Education

Learning In The Flow Of Work

You Don’t Need To Change Habits To Find Knowledge

Ever wondered how much time you spend searching for information at work? The number would probably be pretty shocking. But what if I told you that cutting back on that time could make you happier and more productive?

1. It Matches Your Everyday Habits And Meets You Where You Work

When you need to know something, you just Google the answers at that moment, right? We all do things this way in our personal lives, so why are we so often wedded to the traditional method of learning at work?

I mean, if I’m planning to cook a pasta dish, then I’m not going to stop, sign up for an Italian cookery course and wait till that’s over before I make it. I’ll be ravenous by that point, and the moment will be gone—I might even fancy a roast dinner by that point. And yet, that’s still how so many people approach learning a new skill at work, they sign up for a course and set aside time to take on the modules.

But when was the last time you had that much free time at work? Research by Josh Bersin reports that on average we spend less than 25 minutes each week slowing down and learning, which isn’t even 1% of our working week. So, how much do you think you’ll learn in two quarters of basketball every week? The final nail in the traditional coffin is that we haven’t even factored in the time spent applying that at work once you’re done.

That all sounds a bit too disjointed to be effective, and it’s why learning in the flow of work is so beneficial. In the same way, we’d look for those ingredients, we’d access a knowledge base of all our relevant work resources and search through them in our moments of need. Not only is that the moment that it’s most useful, it’s when we’re most motivated to learn. When you throw in the fact that we don’t need to disrupt our existing habits, that’s a recipe for success.

2. You’ll Gain Back Time And Become More Productive

Five minutes searching here, a 10-minute look there, a call to ask a colleague a question, firing off an inquisitive email—have you ever wondered just how much of your week you spend searching for information? I hope you’re sitting down because it’s 25% for the average person!

This is not a new phenomenon either. In 2012, people spent 1.8 hours per day searching and that rose to 2.5 in 2015 before falling to around the two-hour mark in 2019. That’s no small change when it comes to being productive at work. You add in trips to the kitchen and a chat with a colleague, when are we going to get any work done?

Joking aside, one of the key components of learning effectively in the flow of work is having a central source for your information. It means that when you encounter a hurdle during the day, you can quickly search for what you need and use that as your springboard to hop over it. Say you’re in the sales team and a customer asks for pricing information on an unfamiliar product. When you can just search for the price list, you’re ensuring a quick and accurate response without needing to ask a colleague or wait for their reply.

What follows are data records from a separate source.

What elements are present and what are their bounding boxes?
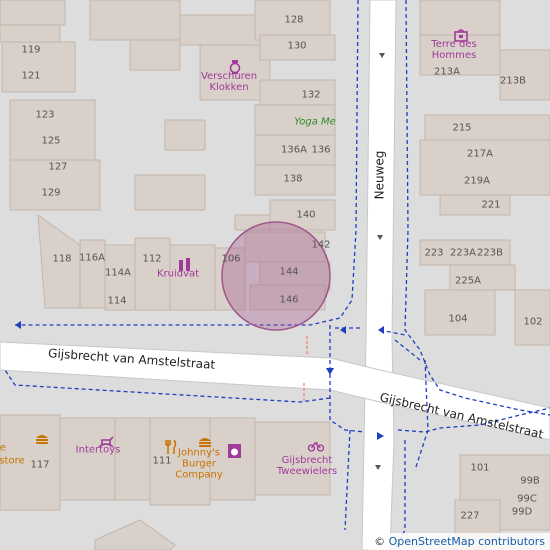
street-label-neuweg: Neuweg — [372, 150, 387, 200]
house-number: 116A — [79, 252, 105, 264]
house-number: 106 — [221, 253, 241, 265]
house-number: 225A — [455, 275, 481, 287]
house-number: 102 — [523, 316, 543, 328]
house-number: 127 — [48, 161, 68, 173]
house-number: 138 — [283, 173, 303, 185]
house-number: 111 — [152, 455, 172, 467]
poi-label-johnnys[interactable]: Johnny's Burger Company — [175, 448, 223, 481]
house-number: 121 — [21, 70, 41, 82]
house-number: 223B — [477, 247, 503, 259]
poi-label-store-partial[interactable]: e — [0, 443, 6, 454]
house-number: 123 — [35, 109, 55, 121]
house-number: 213A — [434, 66, 460, 78]
house-number: 114A — [105, 267, 131, 279]
attribution-link[interactable]: OpenStreetMap contributors — [389, 535, 545, 548]
copyright-symbol: © — [374, 535, 386, 548]
house-number: 99B — [520, 475, 540, 487]
house-number: 223A — [450, 247, 476, 259]
house-number: 227 — [460, 510, 480, 522]
house-number: 112 — [142, 253, 162, 265]
house-number: 217A — [467, 148, 493, 160]
house-number: 129 — [41, 187, 61, 199]
house-number: 213B — [500, 75, 526, 87]
house-number: 219A — [464, 175, 490, 187]
poi-label-yoga[interactable]: Yoga Me — [294, 117, 336, 128]
house-number: 114 — [107, 295, 127, 307]
map-view[interactable]: Neuweg Gijsbrecht van Amstelstraat Gijsb… — [0, 0, 550, 550]
poi-label-terre[interactable]: Terre des Hommes — [431, 39, 476, 61]
poi-label-intertoys[interactable]: Intertoys — [76, 445, 121, 456]
house-number: 118 — [52, 253, 72, 265]
house-number: 142 — [311, 239, 331, 251]
house-number: 125 — [41, 135, 61, 147]
house-number: 146 — [279, 294, 299, 306]
location-highlight — [221, 221, 331, 331]
poi-label-verschuren[interactable]: Verschuren Klokken — [201, 71, 257, 93]
house-number: 223 — [424, 247, 444, 259]
house-number: 101 — [470, 462, 490, 474]
house-number: 119 — [21, 44, 41, 56]
house-number: 132 — [301, 89, 321, 101]
house-number: 130 — [287, 40, 307, 52]
house-number: 99C — [517, 493, 537, 505]
house-number: 215 — [452, 122, 472, 134]
house-number: 221 — [481, 199, 501, 211]
map-attribution: © OpenStreetMap contributors — [369, 533, 550, 550]
house-number: 104 — [448, 313, 468, 325]
house-number: 136 — [311, 144, 331, 156]
poi-label-kruidvat[interactable]: Kruidvat — [157, 269, 199, 280]
house-number: 140 — [296, 209, 316, 221]
poi-label-store[interactable]: store — [0, 456, 25, 467]
house-number: 117 — [30, 459, 50, 471]
house-number: 99D — [511, 506, 533, 518]
house-number: 136A — [281, 144, 307, 156]
house-number: 144 — [279, 266, 299, 278]
poi-label-tweewielers[interactable]: Gijsbrecht Tweewielers — [277, 455, 337, 477]
house-number: 128 — [284, 14, 304, 26]
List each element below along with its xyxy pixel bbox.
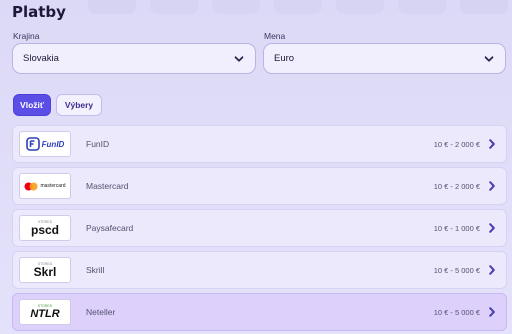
mastercard-logo: mastercard — [19, 173, 71, 199]
funid-logo-icon — [25, 137, 40, 151]
chevron-right-icon — [486, 306, 498, 318]
neteller-logo-text: NTLR — [30, 308, 60, 320]
paysafecard-logo: STORED pscd — [19, 215, 71, 241]
mastercard-logo-text: mastercard — [40, 183, 66, 189]
method-range: 10 € - 5 000 € — [433, 265, 480, 275]
method-range: 10 € - 2 000 € — [433, 181, 480, 191]
tab-deposit[interactable]: Vložiť — [13, 94, 51, 116]
currency-select[interactable]: Euro — [263, 43, 506, 74]
skrill-logo-text: Skrl — [33, 265, 57, 279]
payment-method-paysafecard[interactable]: STORED pscd Paysafecard 10 € - 1 000 € — [12, 209, 507, 247]
header-decoration — [88, 0, 508, 14]
country-label: Krajina — [13, 31, 40, 41]
chevron-right-icon — [486, 264, 498, 276]
method-name: Mastercard — [86, 181, 129, 191]
method-range: 10 € - 2 000 € — [433, 139, 480, 149]
payment-method-mastercard[interactable]: mastercard Mastercard 10 € - 2 000 € — [12, 167, 507, 205]
chevron-down-icon — [483, 53, 495, 65]
chevron-right-icon — [486, 222, 498, 234]
payment-method-skrill[interactable]: STORED Skrl Skrill 10 € - 5 000 € — [12, 251, 507, 289]
funid-logo: FunID — [19, 131, 71, 157]
page-title: Platby — [12, 3, 66, 21]
skrill-logo: STORED Skrl — [19, 257, 71, 283]
method-name: Skrill — [86, 265, 105, 275]
method-name: Neteller — [86, 307, 116, 317]
mastercard-circles-icon — [24, 182, 38, 190]
payment-method-funid[interactable]: FunID FunID 10 € - 2 000 € — [12, 125, 507, 163]
chevron-down-icon — [233, 53, 245, 65]
chevron-right-icon — [486, 180, 498, 192]
method-name: Paysafecard — [86, 223, 134, 233]
chevron-right-icon — [486, 138, 498, 150]
neteller-logo: STORED NTLR — [19, 299, 71, 325]
method-name: FunID — [86, 139, 110, 149]
country-value: Slovakia — [23, 53, 59, 64]
tab-withdrawals[interactable]: Výbery — [56, 94, 102, 116]
method-range: 10 € - 1 000 € — [433, 223, 480, 233]
paysafecard-logo-text: pscd — [30, 223, 59, 237]
funid-logo-text: FunID — [41, 139, 65, 149]
method-range: 10 € - 5 000 € — [433, 307, 480, 317]
currency-value: Euro — [274, 53, 295, 64]
country-select[interactable]: Slovakia — [12, 43, 256, 74]
payment-method-neteller[interactable]: STORED NTLR Neteller 10 € - 5 000 € — [12, 293, 507, 331]
currency-label: Mena — [264, 31, 286, 41]
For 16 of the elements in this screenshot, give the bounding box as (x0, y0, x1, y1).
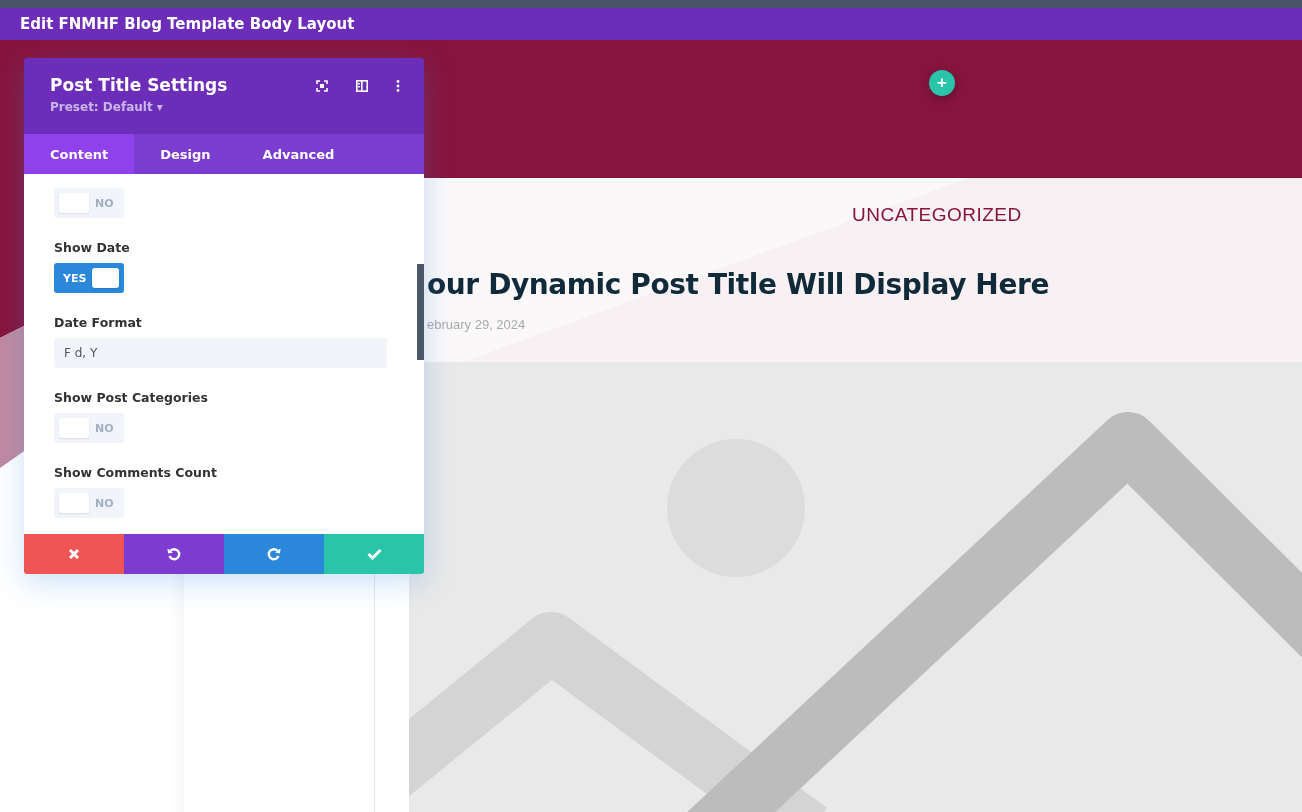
preset-dropdown[interactable]: Preset: Default ▾ (50, 100, 163, 114)
field-label: Show Date (54, 240, 130, 255)
post-category: UNCATEGORIZED (852, 204, 1022, 226)
panel-tab[interactable]: Advanced (236, 134, 361, 174)
panel-tab[interactable]: Design (134, 134, 237, 174)
post-title: our Dynamic Post Title Will Display Here (427, 268, 1049, 301)
field-label: Date Format (54, 315, 142, 330)
window-title: Edit FNMHF Blog Template Body Layout (20, 15, 355, 33)
post-date: ebruary 29, 2024 (427, 317, 526, 332)
panel-tab[interactable]: Content (24, 134, 135, 174)
field-label: Show Post Categories (54, 390, 208, 405)
toggle-switch[interactable]: YES (54, 263, 124, 293)
field-label: Show Comments Count (54, 465, 217, 480)
panel-title: Post Title Settings (50, 75, 228, 95)
add-section-button[interactable]: + (929, 70, 955, 96)
date-format-field[interactable]: F d, Y (54, 338, 387, 368)
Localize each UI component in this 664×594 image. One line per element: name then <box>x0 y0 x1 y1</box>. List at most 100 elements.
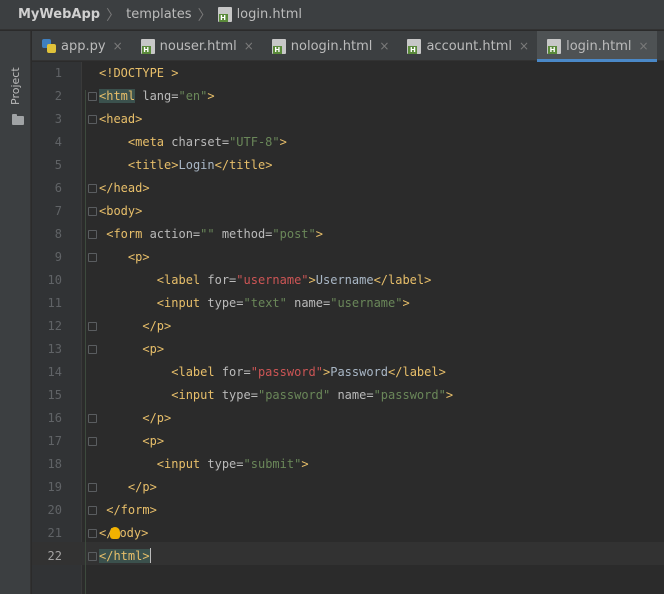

Over time you’ll save time too, which you can invest in other tasks and become a more productive part of the team. It’s been estimated that having that one knowledge base for resources can cut back search time by up to 35%. Plus, when you’re doing all that at work and increasing your output, that makes you more content. Which leads us nicely onto how it makes you happier.

P.S. These statistics came from a fair few sources, and because I don’t want to disrupt your flow (see what I did there), I’ve linked to an earlier round-up I wrote, where you’ll find links to everything.

3. It’ll Make You More Engaged And Happier At Work

This is a two-pronged point: the two previous steps help you feel more content, but the act of learning itself does too. It makes sense that if we’re doing better at work, we’ll be happier. But the more we keep learning, the better our options for development and career progression become. Time is often the biggest barrier to this, but we know workflow learning helps us smash through that. So, we can then focus on the skills we need to level up and improving our path to progression, which 76% of employees said they value most.

There’s a fantastic quote from Josh Bersin’s research summary on this topic that sums up the impact of learning at work. If I tried to paraphrase it then I’d do it a disservice, so here it is in full to round off this article:

In the research we just completed, we found that employees who spend time at work learning are 47% less likely to be stressed, 39% more likely to feel productive and successful, 23% more ready to take on additional responsibilities, and 21% more likely to feel confident and happy. And the more you learn, the happier you become.